Wet verplichte geestelijke gezondheidszorg (Wvggz)


Artikel 8:12 1 De duur van de tijdelijke verplichte zorg, bedoeld in artikel 8:11, is beperkt tot een periode van maximaal drie dagen. Indien de termijn, bedoeld in de eerste volzin, eindigt op een zaterdag, zondag of algemeen erkende feestdag als bedoeld in de Algemene termijnenwet, wordt deze verlengd tot en met de eerstvolgende dag die niet een zaterdag, zondag of algemeen erkende feestdag is.
2 De zorgverantwoordelijke doet onverwijld mededeling aan de geneesheer-directeur van de schriftelijke en gemotiveerde beslissing tot tijdelijke verplichte zorg en van de beëindiging van de tijdelijke verplichte zorg.
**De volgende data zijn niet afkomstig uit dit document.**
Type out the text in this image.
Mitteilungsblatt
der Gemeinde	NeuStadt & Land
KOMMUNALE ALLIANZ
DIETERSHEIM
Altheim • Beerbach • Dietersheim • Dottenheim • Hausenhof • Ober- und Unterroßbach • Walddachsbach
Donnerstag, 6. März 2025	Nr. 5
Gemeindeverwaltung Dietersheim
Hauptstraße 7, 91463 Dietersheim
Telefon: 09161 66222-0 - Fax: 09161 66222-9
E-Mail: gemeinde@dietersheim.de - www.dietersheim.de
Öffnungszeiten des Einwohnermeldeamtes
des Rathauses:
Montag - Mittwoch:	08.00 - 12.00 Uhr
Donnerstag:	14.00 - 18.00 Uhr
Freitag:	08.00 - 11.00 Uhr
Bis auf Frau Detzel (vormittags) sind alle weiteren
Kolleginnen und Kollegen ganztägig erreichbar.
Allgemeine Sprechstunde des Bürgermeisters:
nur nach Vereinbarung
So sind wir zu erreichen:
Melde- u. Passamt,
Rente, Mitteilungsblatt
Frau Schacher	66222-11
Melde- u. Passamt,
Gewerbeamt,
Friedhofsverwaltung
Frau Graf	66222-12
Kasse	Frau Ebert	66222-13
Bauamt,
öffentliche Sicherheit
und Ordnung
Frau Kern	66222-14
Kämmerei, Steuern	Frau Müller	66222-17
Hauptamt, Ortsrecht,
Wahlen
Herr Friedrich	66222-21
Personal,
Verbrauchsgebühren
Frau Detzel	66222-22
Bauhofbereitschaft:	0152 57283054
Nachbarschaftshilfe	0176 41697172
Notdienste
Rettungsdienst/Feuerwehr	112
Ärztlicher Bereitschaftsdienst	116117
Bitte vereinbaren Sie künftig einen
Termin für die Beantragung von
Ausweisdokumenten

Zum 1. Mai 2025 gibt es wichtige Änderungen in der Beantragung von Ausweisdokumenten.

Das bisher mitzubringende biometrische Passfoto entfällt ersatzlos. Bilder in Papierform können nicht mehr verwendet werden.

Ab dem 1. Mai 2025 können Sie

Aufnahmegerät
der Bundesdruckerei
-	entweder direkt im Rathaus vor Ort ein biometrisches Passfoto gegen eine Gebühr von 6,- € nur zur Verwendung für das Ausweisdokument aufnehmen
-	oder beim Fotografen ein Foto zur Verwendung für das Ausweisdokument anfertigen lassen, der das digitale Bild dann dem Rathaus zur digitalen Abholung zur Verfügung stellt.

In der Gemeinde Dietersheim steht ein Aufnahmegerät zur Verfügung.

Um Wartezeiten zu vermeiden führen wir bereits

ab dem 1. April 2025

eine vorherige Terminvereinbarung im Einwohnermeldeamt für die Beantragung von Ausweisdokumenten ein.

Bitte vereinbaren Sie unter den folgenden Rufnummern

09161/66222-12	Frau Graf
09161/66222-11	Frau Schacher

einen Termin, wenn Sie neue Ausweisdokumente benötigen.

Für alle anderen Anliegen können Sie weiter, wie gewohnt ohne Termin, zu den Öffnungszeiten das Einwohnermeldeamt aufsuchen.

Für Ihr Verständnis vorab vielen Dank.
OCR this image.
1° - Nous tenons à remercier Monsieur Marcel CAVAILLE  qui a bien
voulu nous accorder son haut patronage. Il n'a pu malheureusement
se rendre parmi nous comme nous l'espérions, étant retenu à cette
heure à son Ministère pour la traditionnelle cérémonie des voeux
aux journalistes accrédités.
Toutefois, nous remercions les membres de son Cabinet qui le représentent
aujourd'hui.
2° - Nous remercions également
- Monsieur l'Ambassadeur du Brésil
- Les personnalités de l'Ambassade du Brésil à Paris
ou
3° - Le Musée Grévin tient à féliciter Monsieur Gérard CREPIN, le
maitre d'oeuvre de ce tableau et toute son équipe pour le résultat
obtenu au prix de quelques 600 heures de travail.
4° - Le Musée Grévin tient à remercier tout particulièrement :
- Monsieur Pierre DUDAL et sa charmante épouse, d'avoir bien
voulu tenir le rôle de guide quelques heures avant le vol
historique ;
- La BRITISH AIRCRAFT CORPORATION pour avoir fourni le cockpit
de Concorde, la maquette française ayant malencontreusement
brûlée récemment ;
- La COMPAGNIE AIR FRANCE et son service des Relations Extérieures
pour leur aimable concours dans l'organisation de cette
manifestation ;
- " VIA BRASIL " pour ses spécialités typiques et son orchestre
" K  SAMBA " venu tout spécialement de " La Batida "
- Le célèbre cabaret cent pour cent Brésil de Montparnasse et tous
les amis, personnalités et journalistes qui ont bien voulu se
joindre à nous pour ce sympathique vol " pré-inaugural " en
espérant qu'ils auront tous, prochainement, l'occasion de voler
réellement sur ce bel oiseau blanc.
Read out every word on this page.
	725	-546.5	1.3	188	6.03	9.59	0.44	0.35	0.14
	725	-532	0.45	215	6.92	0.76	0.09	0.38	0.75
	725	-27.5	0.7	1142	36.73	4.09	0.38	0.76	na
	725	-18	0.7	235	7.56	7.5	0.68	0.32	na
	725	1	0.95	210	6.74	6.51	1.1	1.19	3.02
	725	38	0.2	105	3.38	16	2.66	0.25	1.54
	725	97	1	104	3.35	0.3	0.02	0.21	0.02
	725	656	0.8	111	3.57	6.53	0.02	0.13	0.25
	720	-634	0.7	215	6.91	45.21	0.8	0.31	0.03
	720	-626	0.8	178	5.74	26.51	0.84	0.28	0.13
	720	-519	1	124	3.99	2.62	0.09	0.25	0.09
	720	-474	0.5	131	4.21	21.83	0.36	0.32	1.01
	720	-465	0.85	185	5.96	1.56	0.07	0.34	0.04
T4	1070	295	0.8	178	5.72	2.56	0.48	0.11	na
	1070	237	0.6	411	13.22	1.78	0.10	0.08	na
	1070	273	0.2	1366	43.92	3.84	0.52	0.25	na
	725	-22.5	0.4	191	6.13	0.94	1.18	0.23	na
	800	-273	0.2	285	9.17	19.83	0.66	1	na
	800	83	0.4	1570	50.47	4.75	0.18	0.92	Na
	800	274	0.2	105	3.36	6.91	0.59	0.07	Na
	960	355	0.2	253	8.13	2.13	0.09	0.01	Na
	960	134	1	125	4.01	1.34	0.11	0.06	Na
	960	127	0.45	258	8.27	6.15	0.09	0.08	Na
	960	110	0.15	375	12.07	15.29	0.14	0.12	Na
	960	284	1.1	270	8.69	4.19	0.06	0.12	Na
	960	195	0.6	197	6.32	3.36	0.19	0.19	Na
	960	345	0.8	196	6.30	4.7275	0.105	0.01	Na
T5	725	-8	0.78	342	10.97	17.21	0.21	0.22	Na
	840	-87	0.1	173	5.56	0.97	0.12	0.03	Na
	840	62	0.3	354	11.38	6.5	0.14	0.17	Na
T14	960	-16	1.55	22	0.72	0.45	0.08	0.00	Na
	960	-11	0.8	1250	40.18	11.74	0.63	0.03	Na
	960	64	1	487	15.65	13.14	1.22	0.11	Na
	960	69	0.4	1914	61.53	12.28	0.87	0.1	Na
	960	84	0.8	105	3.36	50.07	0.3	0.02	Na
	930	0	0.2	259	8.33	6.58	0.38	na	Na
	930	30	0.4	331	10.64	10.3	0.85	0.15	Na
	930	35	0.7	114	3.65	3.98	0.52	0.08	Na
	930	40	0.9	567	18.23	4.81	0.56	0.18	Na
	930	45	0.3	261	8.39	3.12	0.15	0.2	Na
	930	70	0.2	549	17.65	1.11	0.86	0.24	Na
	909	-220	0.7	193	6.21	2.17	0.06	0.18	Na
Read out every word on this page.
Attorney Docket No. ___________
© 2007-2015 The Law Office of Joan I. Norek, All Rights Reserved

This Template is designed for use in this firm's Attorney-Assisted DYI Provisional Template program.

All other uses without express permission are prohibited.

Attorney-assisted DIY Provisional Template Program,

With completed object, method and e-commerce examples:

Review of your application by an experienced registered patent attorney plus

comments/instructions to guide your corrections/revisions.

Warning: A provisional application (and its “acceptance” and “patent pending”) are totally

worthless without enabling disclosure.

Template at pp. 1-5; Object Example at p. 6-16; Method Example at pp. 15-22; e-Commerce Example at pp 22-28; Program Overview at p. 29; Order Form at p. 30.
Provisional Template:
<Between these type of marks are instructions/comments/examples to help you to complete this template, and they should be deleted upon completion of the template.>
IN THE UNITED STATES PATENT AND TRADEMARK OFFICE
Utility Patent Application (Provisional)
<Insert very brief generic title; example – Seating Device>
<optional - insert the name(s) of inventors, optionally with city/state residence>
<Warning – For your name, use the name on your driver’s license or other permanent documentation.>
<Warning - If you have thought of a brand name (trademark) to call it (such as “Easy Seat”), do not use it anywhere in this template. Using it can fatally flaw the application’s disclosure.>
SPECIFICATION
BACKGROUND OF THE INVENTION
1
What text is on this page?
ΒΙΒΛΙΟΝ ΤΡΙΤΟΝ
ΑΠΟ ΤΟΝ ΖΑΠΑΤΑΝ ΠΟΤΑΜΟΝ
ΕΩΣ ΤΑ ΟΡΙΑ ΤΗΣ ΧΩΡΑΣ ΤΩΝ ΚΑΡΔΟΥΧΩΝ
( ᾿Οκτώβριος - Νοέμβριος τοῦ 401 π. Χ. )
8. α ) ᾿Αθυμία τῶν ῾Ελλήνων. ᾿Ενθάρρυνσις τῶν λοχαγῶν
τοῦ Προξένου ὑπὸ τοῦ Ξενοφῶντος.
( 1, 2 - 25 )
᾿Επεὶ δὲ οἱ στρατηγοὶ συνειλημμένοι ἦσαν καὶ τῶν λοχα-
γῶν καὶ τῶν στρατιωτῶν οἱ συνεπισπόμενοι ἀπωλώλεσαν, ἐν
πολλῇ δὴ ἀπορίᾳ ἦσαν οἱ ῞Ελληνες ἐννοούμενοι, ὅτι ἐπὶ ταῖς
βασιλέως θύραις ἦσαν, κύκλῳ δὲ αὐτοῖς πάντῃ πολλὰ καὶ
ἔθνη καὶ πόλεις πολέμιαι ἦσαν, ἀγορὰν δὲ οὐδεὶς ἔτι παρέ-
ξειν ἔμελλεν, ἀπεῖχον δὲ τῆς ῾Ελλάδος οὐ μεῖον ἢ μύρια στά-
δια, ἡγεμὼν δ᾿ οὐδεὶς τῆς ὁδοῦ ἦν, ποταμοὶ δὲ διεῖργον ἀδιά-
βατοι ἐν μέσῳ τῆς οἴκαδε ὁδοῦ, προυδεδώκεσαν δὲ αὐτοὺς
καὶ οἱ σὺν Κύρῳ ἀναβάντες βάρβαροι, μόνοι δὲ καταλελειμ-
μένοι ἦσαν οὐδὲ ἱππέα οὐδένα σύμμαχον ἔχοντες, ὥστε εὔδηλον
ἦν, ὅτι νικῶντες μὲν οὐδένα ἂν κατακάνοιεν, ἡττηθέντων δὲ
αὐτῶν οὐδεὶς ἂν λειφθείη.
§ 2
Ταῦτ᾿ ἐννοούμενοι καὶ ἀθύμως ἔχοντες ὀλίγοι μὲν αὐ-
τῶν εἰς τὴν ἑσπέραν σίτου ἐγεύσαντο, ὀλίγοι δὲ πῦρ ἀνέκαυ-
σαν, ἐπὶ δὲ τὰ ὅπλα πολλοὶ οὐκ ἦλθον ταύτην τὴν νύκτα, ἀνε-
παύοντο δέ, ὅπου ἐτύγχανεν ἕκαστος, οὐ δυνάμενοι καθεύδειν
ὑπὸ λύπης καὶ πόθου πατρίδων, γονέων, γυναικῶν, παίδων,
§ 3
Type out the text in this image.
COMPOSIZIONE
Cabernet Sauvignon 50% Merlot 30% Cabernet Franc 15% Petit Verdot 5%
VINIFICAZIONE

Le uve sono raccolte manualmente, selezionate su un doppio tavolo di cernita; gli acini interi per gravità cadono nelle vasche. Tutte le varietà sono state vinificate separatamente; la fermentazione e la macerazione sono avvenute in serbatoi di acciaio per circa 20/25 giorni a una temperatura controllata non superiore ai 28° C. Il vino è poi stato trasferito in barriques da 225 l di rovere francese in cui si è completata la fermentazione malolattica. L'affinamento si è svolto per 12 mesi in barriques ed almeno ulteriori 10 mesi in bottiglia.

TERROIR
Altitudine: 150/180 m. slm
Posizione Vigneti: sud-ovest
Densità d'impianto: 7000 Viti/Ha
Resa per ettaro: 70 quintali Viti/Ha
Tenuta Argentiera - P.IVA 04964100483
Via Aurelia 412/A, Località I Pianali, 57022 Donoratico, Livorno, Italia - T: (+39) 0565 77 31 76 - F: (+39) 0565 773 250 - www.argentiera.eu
3 Indien de zorgverantwoordelijke van oordeel is dat de tijdelijke verplichte zorg na de in het eerste lid bedoelde periode moet worden voortgezet, kan hij daartoe uitsluitend beslissen indien een door de zorgverantwoordelijke gemotiveerde aanvraag tot wijziging van de machtiging tot voortzetting van de crisismaatregel of zorgmachtiging door de geneesheer-directeur, vergezeld van zijn advies daarover, bij de officier van justitie is ingediend.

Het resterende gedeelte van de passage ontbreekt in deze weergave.